How Farm Runoff Poisons Our Drinking Water
Imagine not being able to turn on your tap for a drink of water, or being able to shower or boil water for pasta. We’re all familiar with the crisis that has afflicted Flint, Michigan, because of lead poisoning. But nearby Toledo, Ohio, faces the same threat each summer thanks to toxic algae in Lake Erie that thrive on the nutrients in farm runoff. In 2014, the algae was so bad that it shut down the drinking water supply for nearly half a million people. Similar algal blooms afflict communities across the country.
Excess nutrients from farm runoff can feed the explosive growth of algae. Cloudy, soupy, green water makes swimming and other recreation unpleasant to say the least. It can also be fatal. Some forms of algae produce a toxin that poisons the water, irritating the skin and eyes, and causing problems with the intestinal and nervous systems if ingested or through prolonged exposure. Sufficient exposure can kill people as well as their pets and wildlife.
The unfortunate poster child for this phenomenon is western Lake Erie and the city of Toledo. Yet agriculture contributes to algal growth from coast to coast.
The Gulf of Mexico exemplifies what comes after an algal bloom. As all of that algae dies, its decomposition eats up all of the oxygen in the water, starving other aquatic life of air. This great Gulf “Dead Zone,” stemming from the nutrients washing down the massive Mississippi River watershed, has been a major and growing problem.
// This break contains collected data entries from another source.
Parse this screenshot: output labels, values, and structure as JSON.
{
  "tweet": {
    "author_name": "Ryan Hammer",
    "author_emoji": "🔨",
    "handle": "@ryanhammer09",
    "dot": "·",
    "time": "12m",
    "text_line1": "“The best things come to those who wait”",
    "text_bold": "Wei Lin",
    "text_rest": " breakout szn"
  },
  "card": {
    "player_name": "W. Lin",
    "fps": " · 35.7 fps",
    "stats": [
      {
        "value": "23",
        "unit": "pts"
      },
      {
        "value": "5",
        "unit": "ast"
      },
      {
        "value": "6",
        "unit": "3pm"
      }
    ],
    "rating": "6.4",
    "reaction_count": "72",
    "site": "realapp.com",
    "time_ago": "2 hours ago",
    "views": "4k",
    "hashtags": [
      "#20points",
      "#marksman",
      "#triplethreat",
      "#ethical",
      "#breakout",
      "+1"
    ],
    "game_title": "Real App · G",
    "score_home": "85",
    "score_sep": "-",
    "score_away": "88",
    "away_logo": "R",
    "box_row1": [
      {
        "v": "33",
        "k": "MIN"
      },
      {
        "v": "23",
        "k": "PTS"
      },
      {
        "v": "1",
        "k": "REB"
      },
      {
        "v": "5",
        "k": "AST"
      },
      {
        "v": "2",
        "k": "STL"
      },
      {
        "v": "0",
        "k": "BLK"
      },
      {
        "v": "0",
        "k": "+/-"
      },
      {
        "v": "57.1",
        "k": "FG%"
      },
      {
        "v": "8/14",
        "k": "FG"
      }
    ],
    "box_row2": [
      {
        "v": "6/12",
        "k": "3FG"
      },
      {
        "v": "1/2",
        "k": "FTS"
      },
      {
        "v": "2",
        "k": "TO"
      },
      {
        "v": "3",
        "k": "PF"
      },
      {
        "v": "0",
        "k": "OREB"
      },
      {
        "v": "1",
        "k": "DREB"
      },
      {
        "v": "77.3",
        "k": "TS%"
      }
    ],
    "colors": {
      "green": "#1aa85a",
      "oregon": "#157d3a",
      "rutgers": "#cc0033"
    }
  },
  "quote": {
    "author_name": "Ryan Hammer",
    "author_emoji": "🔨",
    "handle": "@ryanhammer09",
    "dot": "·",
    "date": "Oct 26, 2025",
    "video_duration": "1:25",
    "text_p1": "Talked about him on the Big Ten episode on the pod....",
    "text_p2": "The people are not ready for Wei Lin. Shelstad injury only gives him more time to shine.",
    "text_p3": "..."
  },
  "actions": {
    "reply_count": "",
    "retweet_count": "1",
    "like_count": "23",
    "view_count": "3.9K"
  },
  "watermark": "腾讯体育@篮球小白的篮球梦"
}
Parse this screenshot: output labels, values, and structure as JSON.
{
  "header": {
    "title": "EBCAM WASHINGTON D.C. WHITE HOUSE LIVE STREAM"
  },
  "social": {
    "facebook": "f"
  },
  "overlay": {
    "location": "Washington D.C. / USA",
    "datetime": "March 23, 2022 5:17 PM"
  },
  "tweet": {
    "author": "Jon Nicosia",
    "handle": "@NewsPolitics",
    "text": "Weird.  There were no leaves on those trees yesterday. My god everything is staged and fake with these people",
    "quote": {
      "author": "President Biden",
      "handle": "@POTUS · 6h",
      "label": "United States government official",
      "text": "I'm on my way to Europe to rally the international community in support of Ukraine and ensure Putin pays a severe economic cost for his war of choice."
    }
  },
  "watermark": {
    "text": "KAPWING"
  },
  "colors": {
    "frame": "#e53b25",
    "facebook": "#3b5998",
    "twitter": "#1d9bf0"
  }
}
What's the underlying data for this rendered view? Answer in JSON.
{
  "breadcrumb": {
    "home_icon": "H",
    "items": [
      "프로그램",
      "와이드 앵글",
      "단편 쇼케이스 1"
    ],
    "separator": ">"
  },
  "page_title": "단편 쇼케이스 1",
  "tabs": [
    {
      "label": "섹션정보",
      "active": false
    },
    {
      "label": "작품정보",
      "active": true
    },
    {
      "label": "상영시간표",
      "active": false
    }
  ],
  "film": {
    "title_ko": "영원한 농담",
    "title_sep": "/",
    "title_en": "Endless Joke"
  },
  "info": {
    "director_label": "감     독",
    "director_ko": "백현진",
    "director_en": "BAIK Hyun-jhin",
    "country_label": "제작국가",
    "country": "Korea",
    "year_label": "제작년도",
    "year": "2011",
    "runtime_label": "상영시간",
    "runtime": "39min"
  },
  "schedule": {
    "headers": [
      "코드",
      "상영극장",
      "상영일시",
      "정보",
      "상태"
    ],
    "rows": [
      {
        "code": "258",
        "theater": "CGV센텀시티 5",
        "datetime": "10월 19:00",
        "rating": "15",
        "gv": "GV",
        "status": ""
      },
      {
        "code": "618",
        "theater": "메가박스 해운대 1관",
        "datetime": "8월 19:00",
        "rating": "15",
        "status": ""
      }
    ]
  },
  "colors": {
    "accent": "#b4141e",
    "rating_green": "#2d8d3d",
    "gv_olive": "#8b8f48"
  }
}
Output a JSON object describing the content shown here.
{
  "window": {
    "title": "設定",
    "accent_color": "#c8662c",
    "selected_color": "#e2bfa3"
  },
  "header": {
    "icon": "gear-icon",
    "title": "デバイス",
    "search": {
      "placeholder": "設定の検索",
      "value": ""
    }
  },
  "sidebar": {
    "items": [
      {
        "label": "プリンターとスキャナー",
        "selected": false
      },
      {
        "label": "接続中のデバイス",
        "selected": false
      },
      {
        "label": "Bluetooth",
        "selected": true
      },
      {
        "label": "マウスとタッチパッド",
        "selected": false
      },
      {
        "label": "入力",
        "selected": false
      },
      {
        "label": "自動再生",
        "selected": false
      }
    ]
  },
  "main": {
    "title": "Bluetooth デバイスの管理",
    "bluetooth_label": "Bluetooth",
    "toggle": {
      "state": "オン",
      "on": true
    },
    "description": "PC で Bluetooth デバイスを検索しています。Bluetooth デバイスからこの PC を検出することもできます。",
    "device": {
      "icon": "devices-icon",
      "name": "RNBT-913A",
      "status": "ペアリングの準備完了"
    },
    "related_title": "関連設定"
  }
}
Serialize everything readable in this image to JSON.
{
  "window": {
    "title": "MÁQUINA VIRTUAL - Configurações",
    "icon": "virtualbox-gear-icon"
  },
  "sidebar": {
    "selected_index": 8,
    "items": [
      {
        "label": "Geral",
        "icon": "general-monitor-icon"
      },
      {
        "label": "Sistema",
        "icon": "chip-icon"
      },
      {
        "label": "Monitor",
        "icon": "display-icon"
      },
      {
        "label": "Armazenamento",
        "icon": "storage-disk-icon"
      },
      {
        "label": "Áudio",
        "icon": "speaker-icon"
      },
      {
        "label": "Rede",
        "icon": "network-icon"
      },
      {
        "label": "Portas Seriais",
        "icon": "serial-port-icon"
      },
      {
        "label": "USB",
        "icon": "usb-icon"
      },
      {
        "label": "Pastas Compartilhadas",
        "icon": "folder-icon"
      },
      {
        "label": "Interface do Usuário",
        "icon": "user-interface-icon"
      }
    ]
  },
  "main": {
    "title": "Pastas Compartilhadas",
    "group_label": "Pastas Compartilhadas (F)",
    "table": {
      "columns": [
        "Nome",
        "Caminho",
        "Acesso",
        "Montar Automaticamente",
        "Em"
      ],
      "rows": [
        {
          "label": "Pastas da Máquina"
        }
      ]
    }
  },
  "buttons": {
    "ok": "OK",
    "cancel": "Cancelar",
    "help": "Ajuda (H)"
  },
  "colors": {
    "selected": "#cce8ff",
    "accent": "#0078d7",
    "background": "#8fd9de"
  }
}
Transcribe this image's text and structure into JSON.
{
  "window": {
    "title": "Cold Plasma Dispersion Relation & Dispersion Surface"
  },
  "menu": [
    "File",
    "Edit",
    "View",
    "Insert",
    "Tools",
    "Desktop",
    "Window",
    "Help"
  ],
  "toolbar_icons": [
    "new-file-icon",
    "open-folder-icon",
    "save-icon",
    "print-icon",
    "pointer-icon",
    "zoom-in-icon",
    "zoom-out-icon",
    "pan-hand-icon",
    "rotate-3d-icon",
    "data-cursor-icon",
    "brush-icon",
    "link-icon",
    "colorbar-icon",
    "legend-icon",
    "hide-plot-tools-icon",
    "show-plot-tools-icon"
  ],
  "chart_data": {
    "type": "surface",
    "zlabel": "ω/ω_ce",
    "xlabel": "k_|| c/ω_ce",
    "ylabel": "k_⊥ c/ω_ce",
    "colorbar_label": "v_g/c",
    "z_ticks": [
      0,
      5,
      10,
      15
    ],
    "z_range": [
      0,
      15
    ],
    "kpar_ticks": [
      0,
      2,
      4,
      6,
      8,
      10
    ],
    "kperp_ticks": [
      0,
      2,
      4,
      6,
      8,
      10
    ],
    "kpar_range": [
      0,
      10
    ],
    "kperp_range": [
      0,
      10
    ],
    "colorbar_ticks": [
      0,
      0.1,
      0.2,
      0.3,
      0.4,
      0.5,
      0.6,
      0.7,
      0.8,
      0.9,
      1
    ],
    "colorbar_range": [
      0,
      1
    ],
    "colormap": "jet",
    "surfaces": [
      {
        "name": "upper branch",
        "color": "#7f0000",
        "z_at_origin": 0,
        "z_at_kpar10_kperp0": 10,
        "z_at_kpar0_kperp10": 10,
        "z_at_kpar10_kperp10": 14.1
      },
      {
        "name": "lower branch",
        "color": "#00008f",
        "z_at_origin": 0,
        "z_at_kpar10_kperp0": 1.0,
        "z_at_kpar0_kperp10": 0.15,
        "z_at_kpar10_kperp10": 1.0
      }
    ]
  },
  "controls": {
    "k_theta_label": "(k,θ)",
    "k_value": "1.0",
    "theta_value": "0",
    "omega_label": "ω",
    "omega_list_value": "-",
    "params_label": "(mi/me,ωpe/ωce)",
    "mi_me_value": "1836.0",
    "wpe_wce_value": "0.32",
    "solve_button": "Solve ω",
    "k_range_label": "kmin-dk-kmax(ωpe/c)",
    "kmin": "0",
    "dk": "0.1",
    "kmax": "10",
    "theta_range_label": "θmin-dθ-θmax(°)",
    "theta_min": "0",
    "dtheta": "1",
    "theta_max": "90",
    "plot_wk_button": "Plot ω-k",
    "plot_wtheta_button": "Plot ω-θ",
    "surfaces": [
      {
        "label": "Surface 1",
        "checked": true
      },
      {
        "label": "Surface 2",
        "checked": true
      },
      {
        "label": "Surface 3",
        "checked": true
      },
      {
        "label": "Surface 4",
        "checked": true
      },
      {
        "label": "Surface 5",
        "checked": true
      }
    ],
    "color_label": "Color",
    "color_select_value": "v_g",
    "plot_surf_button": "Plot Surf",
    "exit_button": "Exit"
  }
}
This year, the Dead Zone hit record size, encompassing an area the size of New Jersey in which fish and other creatures either had to migrate or perish.
There are tools available for farmers to reduce their impacts on water quality, such as applying nutrients more carefully and in more precise ways, installing wetlands and stream buffers, and using cover crops to take up excess nutrients and hold soil in place during the winter. However, adoption of these practices has so far been insufficient to protect water quality. At the same time, the ethanol mandate has created so much increased demand for corn that water quality problems have grown ever more serious.
In recent years, the nation has made a strong commitment to restore and protect America’s iconic waters and is investing billions of dollars to restore the Great Lakes, Gulf Coast, Chesapeake Bay, and other great waters. The National Wildlife Federation supports common-sense reforms to fix the ethanol mandate so that our federal policies are helping—not undermining—efforts to restore these waters.
This Isn’t Your Grandfather’s Corn Farm
The vast majority of corn in this country is not grown on small farms of the American Gothic model. Commercial farming today is a major industrial enterprise with technology, equipment, and efficiency to maximize the number of crops that can be harvested from every available acre. The corn ethanol mandate only heightened this trend by encouraging farmers not only to bring millions of new acres into production, but also to double down the intensity of farming on their land in ways that can increase pollution to water supplies.
Among the major commercial crops, corn in particular requires lots of nutrients in the form of nitrogen and phosphorous fertilizers. These are applied in chemical form, or spread over fields as livestock manure. Rain and snowmelt carries these nutrients—and often precious topsoil—off the farm field and into streams, rivers, and ultimately our lakes and oceans. This type of water pollution from farm runoff is a major contributor to water bodies all around the country, but particularly in major agricultural watersheds.